Amanpour is pretty well-known at this point. Vimeo is rather a mystery and I’m not a Luddite. Technology is skittish and depends what you work with from day to day, I suppose.
That Natick clue was just evil, I still remember that sucker. And this from someone who might not recall what he had for breakfast.
I’ve used AcrossLite for a while and it seems to have a few adavantages over the Puzzle Solver (or pdf version) for those of us who prefer to print our puzzles and solve with a pen:
1) Can choose to put the grid at the
bottom, so my arm/hand doesn’t cover the clues when I write.
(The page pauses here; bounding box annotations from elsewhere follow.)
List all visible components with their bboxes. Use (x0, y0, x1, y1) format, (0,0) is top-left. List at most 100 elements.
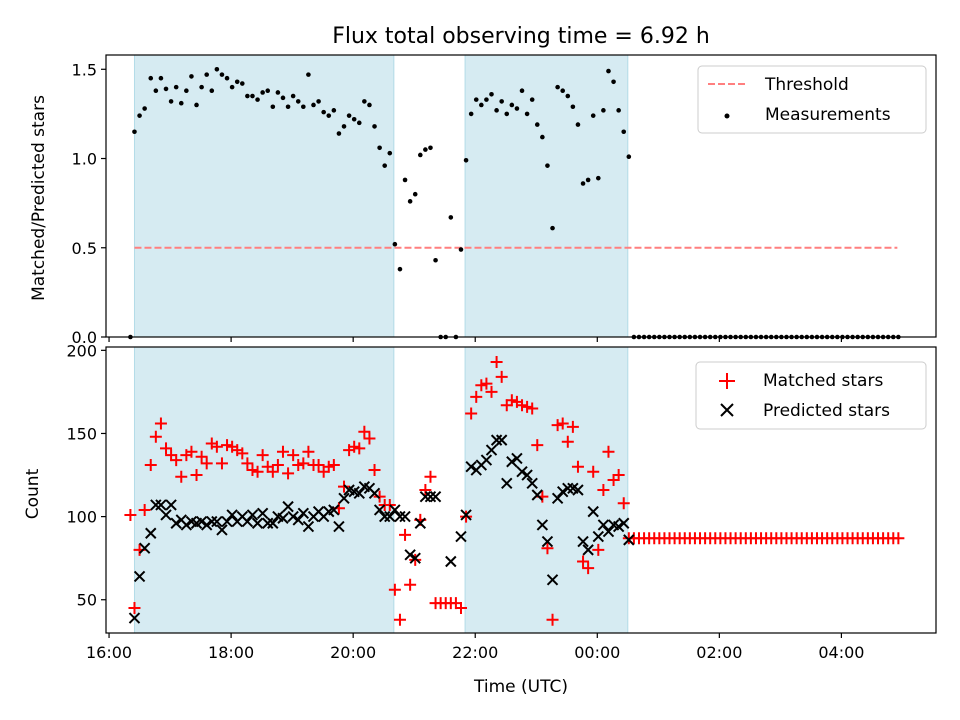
matched-stars-point (363, 432, 376, 445)
matched-stars-point (246, 464, 259, 477)
predicted-stars-point (128, 612, 141, 624)
top-legend: Threshold Measurements (697, 65, 927, 134)
predicted-stars-point (333, 520, 345, 533)
predicted-stars-point (536, 519, 549, 531)
measurement-point (372, 124, 377, 129)
predicted-stars-point (277, 512, 289, 524)
predicted-stars-point (389, 504, 401, 516)
measurement-point (514, 106, 520, 111)
measurement-point (245, 93, 250, 99)
matched-stars-point (480, 377, 493, 390)
measurement-point (580, 181, 586, 186)
measurement-point (260, 90, 265, 95)
predicted-stars-point (618, 517, 630, 529)
predicted-stars-point (419, 490, 432, 503)
predicted-stars-point (460, 509, 472, 521)
predicted-stars-point (556, 485, 569, 498)
predicted-stars-point (445, 555, 457, 568)
measurement-point (341, 124, 347, 129)
measurement-point (423, 147, 428, 152)
measurement-point (219, 72, 225, 77)
predicted-stars-point (302, 520, 315, 533)
measurement-point (433, 257, 438, 263)
measurement-point (621, 129, 627, 135)
matched-stars-point (617, 497, 630, 510)
x-tick-label: 20:00 (330, 643, 376, 662)
matched-stars-point (526, 402, 539, 415)
measurement-point (214, 66, 220, 72)
predicted-stars-point (373, 504, 386, 516)
predicted-stars-point (155, 499, 167, 511)
matched-stars-point (541, 542, 554, 555)
measurement-point (290, 93, 296, 99)
measurement-point (255, 97, 260, 102)
y-tick-label: 1.0 (72, 150, 97, 169)
y-tick-label: 200 (66, 341, 97, 360)
x-tick-label: 18:00 (208, 643, 254, 662)
measurement-point (132, 129, 137, 135)
predicted-stars-point (216, 524, 228, 536)
top-panel: 0.0 0.5 1.0 1.5 (72, 54, 937, 347)
measurement-point (377, 145, 382, 151)
predicted-stars-point (516, 466, 528, 478)
matched-stars-point (322, 460, 335, 473)
matched-stars-point (516, 399, 529, 412)
matched-stars-point (266, 465, 279, 478)
predicted-stars-point (378, 510, 391, 523)
matched-stars-point (424, 470, 437, 483)
predicted-stars-point (160, 509, 172, 521)
matched-stars-point (353, 442, 366, 455)
chart-title: Flux total observing time = 6.92 h (332, 24, 710, 49)
matched-stars-point (393, 613, 406, 626)
predicted-stars-point (501, 477, 513, 490)
measurement-point (250, 93, 255, 99)
predicted-stars-point (150, 499, 162, 511)
y-tick-label: 1.5 (72, 60, 97, 79)
matched-stars-point (490, 355, 503, 368)
measurement-point (311, 102, 316, 108)
measurement-point (509, 102, 515, 108)
matched-stars-point (271, 459, 284, 472)
measurement-point (534, 122, 540, 127)
matched-stars-point (185, 445, 198, 458)
measurement-point (606, 68, 611, 74)
matched-stars-point (302, 445, 315, 458)
matched-stars-point (556, 417, 569, 430)
measurement-point (489, 91, 494, 97)
measurement-point (397, 266, 403, 272)
top-y-axis-label: Matched/Predicted stars (29, 95, 49, 301)
matched-stars-point (124, 508, 137, 521)
predicted-stars-point (480, 454, 493, 466)
measurement-point (590, 113, 596, 118)
measurement-point (448, 215, 454, 220)
observing-interval (133, 346, 395, 634)
matched-stars-point (373, 490, 386, 503)
measurement-point (321, 109, 326, 115)
x-tick-label: 00:00 (574, 643, 620, 662)
predicted-stars-point (577, 535, 589, 548)
measurement-point (428, 145, 433, 151)
measurement-point (418, 152, 423, 158)
measurement-point (362, 99, 367, 104)
measurement-point (545, 163, 550, 168)
matched-stars-point (399, 528, 412, 541)
predicted-stars-point (465, 461, 477, 473)
measurement-point (280, 95, 286, 101)
predicted-stars-point (521, 469, 533, 481)
matched-stars-point (297, 457, 310, 470)
measurement-point (560, 88, 566, 93)
measurement-point (234, 79, 240, 85)
matched-stars-point (388, 583, 401, 596)
matched-stars-point (348, 440, 361, 453)
measurement-point (142, 106, 147, 111)
predicted-stars-point (490, 434, 503, 446)
measurement-point (387, 150, 393, 156)
threshold-legend-label: Threshold (764, 75, 849, 95)
matched-stars-point (128, 602, 141, 615)
predicted-stars-point (587, 505, 599, 518)
measurement-point (173, 84, 179, 90)
bottom-legend-box (695, 361, 927, 430)
matched-stars-point (587, 465, 600, 478)
predicted-stars-point (256, 507, 269, 519)
predicted-stars-point (562, 482, 574, 495)
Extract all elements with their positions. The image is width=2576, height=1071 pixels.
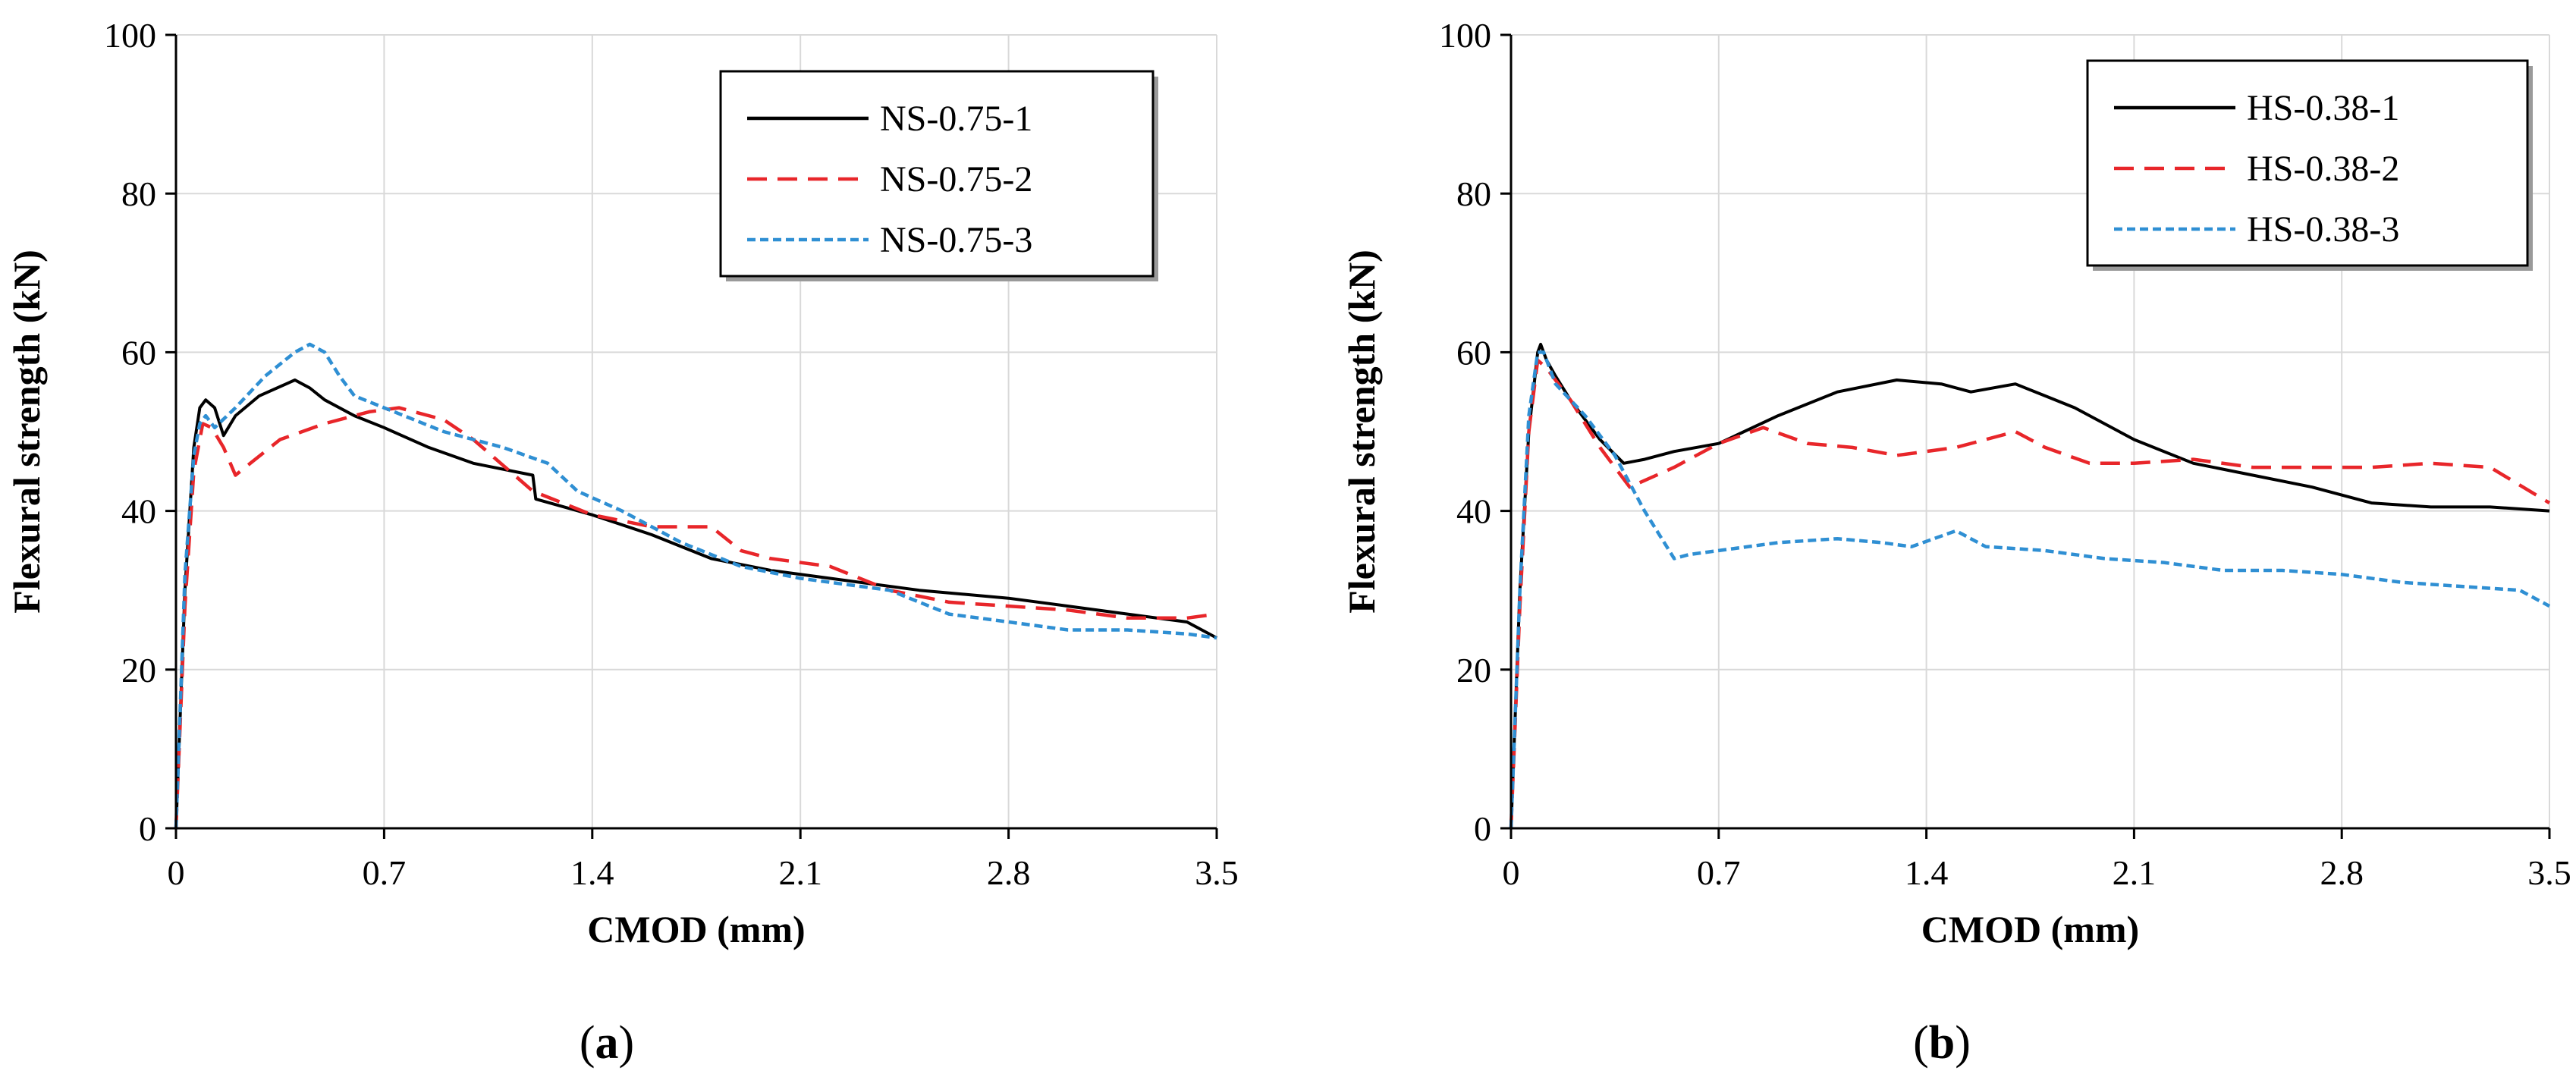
y-tick-label: 80 (121, 174, 156, 213)
panel-caption: (a) (580, 1017, 634, 1069)
panel-caption-letter: b (1929, 1017, 1955, 1069)
series-line-HS-0.38-1 (1509, 342, 2550, 829)
x-tick-label: 0.7 (1697, 853, 1741, 892)
y-tick-label: 40 (121, 492, 156, 531)
legend-label: NS-0.75-3 (880, 220, 1032, 260)
legend-label: HS-0.38-1 (2247, 88, 2399, 128)
legend-label: HS-0.38-2 (2247, 149, 2399, 189)
series-line-NS-0.75-2 (174, 406, 1217, 829)
y-tick-label: 0 (139, 809, 156, 848)
chart-panel-b: 0 0.7 1.4 2.1 2.8 3.5 0 20 40 60 80 100 CMOD (mm) Fle… (1340, 16, 2571, 1069)
x-tick-label: 0 (168, 853, 185, 892)
x-tick-label: 2.8 (2320, 853, 2364, 892)
y-tick-label: 80 (1456, 174, 1491, 213)
x-tick-label: 0.7 (363, 853, 407, 892)
series-line-HS-0.38-2 (1509, 358, 2551, 829)
x-axis-title: CMOD (mm) (587, 908, 805, 950)
y-tick-label: 0 (1474, 809, 1491, 848)
y-tick-label: 60 (121, 333, 156, 372)
y-tick-label: 40 (1456, 492, 1491, 531)
chart-panel-a: 0 0.7 1.4 2.1 2.8 3.5 0 20 40 60 80 100 CMOD (mm) Fle… (5, 16, 1239, 1069)
legend-box (719, 70, 1154, 278)
y-tick-label: 100 (1439, 16, 1491, 55)
y-tick-label: 20 (1456, 651, 1491, 689)
series-line-HS-0.38-3 (1509, 350, 2551, 829)
y-tick-label: 60 (1456, 333, 1491, 372)
x-tick-label: 3.5 (1195, 853, 1239, 892)
panel-caption-letter: a (595, 1017, 619, 1069)
legend: NS-0.75-1 NS-0.75-2 NS-0.75-3 (719, 70, 1158, 281)
x-axis-title: CMOD (mm) (1921, 908, 2139, 950)
y-axis-title: Flexural strength (kN) (1340, 250, 1383, 614)
x-tick-label: 2.1 (2113, 853, 2157, 892)
x-tick-label: 3.5 (2527, 853, 2571, 892)
y-axis-title: Flexural strength (kN) (5, 250, 48, 614)
series-line-NS-0.75-3 (174, 342, 1217, 829)
x-tick-label: 0 (1503, 853, 1520, 892)
panel-caption: (b) (1913, 1017, 1971, 1069)
x-tick-label: 2.1 (778, 853, 822, 892)
y-tick-label: 20 (121, 651, 156, 689)
x-tick-label: 1.4 (570, 853, 614, 892)
x-tick-label: 1.4 (1905, 853, 1949, 892)
legend: HS-0.38-1 HS-0.38-2 HS-0.38-3 (2086, 59, 2533, 271)
series-line-NS-0.75-1 (174, 378, 1217, 829)
legend-label: NS-0.75-2 (880, 159, 1032, 199)
x-tick-label: 2.8 (987, 853, 1031, 892)
legend-label: NS-0.75-1 (880, 99, 1032, 139)
legend-box (2086, 59, 2529, 267)
legend-label: HS-0.38-3 (2247, 209, 2399, 250)
y-tick-label: 100 (104, 16, 156, 55)
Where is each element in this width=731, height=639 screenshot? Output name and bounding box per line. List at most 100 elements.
2) Can choose to use grey-scale instead of solid black for the filled in squares.
3) Shows the title on the printout.
thanks for all the puzzles!
VIMEO=WTF and AMANPOUR=gimmie, so, no NATICK for me. The NATICK king for me is your fellow Bostonian Henry Hook. In last Sun.’s BG titled CLUE FACTORY there were 2 1/2 NATICKS, 22a/17d, 63a/57d, and 95a/89d. The last is 1/2 because the 95a clue, while not obscure, can be read 2 ways. Oh, and thanks for another clever/fun puzzle.
I noticed a few starter without the exponent in the corner. I was baffled by it for a while until RIDDLE showed up.